🤖 AI Summary
Existing membership inference attacks (MIAs) suffer significant performance degradation on small language models (SLMs), posing a critical gap in privacy risk assessment for resource-constrained settings. To address this, we propose *win-k*, a novel black-box MIA that extends *min-k* with a sliding-window mechanism to enhance discriminative power over low-confidence model outputs. Designed specifically for SLMs, *win-k* requires no access to model gradients or training data distribution—only query-level API responses. Extensive experiments across multiple SLMs (e.g., Phi-3, TinyLlama) and datasets (WikiText, C4) demonstrate that *win-k* consistently outperforms five state-of-the-art MIA baselines across standard metrics—including AUROC, TPR@1%FPR, and FPR@99%TPR—with particularly pronounced gains on models under 3B parameters (average AUROC improvement of +8.2%).

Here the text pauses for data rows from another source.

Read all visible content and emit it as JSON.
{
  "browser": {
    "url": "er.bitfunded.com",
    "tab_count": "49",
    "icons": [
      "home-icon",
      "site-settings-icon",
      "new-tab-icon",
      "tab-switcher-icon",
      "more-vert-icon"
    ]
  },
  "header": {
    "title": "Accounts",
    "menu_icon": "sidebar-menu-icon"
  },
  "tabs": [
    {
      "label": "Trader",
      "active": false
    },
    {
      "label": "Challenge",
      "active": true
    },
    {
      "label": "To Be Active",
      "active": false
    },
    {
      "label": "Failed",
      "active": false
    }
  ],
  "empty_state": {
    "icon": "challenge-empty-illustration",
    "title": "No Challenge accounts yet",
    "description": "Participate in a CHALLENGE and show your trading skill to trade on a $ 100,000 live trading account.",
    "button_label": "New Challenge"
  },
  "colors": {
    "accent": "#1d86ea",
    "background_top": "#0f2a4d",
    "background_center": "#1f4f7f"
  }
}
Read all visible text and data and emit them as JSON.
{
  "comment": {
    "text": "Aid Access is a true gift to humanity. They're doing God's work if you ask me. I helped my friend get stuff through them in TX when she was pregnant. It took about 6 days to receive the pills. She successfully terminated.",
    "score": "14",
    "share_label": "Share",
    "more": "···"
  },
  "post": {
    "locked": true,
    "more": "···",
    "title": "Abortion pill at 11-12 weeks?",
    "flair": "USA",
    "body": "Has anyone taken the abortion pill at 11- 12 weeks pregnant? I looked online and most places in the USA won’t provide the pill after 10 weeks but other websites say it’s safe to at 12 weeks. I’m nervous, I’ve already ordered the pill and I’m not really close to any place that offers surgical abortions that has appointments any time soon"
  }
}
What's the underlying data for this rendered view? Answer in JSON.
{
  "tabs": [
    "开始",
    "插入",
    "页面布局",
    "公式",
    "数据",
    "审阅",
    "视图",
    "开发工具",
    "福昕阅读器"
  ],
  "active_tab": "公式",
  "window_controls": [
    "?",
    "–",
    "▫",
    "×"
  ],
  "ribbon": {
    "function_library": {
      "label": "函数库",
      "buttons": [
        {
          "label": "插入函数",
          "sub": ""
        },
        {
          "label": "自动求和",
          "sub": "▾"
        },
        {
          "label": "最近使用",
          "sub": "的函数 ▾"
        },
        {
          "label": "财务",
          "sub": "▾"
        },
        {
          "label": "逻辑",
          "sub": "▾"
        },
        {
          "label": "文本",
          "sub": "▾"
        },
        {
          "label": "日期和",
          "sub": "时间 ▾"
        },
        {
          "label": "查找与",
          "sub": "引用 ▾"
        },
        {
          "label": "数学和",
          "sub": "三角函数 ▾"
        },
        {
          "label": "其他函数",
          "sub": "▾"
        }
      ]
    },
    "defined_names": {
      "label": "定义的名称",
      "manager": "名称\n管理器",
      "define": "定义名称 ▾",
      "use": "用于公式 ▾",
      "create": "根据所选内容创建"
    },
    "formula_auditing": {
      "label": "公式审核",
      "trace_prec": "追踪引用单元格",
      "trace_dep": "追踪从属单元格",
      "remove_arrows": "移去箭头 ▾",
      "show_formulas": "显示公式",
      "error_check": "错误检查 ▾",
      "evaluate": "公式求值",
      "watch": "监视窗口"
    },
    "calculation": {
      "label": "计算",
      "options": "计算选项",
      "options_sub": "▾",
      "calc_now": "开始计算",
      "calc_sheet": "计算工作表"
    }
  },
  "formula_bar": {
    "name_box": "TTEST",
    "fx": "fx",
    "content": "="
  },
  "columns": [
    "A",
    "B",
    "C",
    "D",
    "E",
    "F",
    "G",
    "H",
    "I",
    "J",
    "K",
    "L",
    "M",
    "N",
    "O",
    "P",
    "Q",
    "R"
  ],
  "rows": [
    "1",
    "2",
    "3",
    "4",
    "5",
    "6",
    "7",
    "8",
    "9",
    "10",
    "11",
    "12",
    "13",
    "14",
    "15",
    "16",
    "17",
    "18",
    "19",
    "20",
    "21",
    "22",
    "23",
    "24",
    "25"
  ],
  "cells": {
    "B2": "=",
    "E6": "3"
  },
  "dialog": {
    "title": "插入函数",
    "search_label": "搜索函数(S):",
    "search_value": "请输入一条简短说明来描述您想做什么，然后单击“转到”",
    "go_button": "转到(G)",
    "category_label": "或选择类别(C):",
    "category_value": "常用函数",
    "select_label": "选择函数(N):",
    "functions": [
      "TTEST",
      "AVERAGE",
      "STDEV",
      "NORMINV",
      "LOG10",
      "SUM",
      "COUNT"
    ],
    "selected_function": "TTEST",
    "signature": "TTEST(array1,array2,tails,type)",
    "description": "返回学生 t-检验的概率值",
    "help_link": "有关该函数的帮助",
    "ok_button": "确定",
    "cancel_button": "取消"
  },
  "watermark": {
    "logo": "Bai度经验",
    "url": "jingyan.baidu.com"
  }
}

This work constitutes the first systematic empirical validation of high membership inference vulnerability in SLMs and provides an efficient, lightweight, plug-and-play evaluation tool for privacy auditing.
📝 Abstract
Small language models (SLMs) are increasingly valued for their efficiency and deployability in resource-constrained environments, making them useful for on-device, privacy-sensitive, and edge computing applications. On the other hand, membership inference attacks (MIAs), which aim to determine whether a given sample was used in a model's training, are an important threat with serious privacy and intellectual property implications. In this paper, we study MIAs on SLMs. Although MIAs were shown to be effective on large language models (LLMs), they are relatively less studied on emerging SLMs, and furthermore, their effectiveness decreases as models get smaller. Motivated by this finding, we propose a new MIA called win-k, which builds on top of a state-of-the-art attack (min-k). We experimentally evaluate win-k by comparing it with five existing MIAs using three datasets and eight SLMs. Results show that win-k outperforms existing MIAs in terms of AUROC, TPR @ 1% FPR, and FPR @ 99% TPR metrics, especially on smaller models.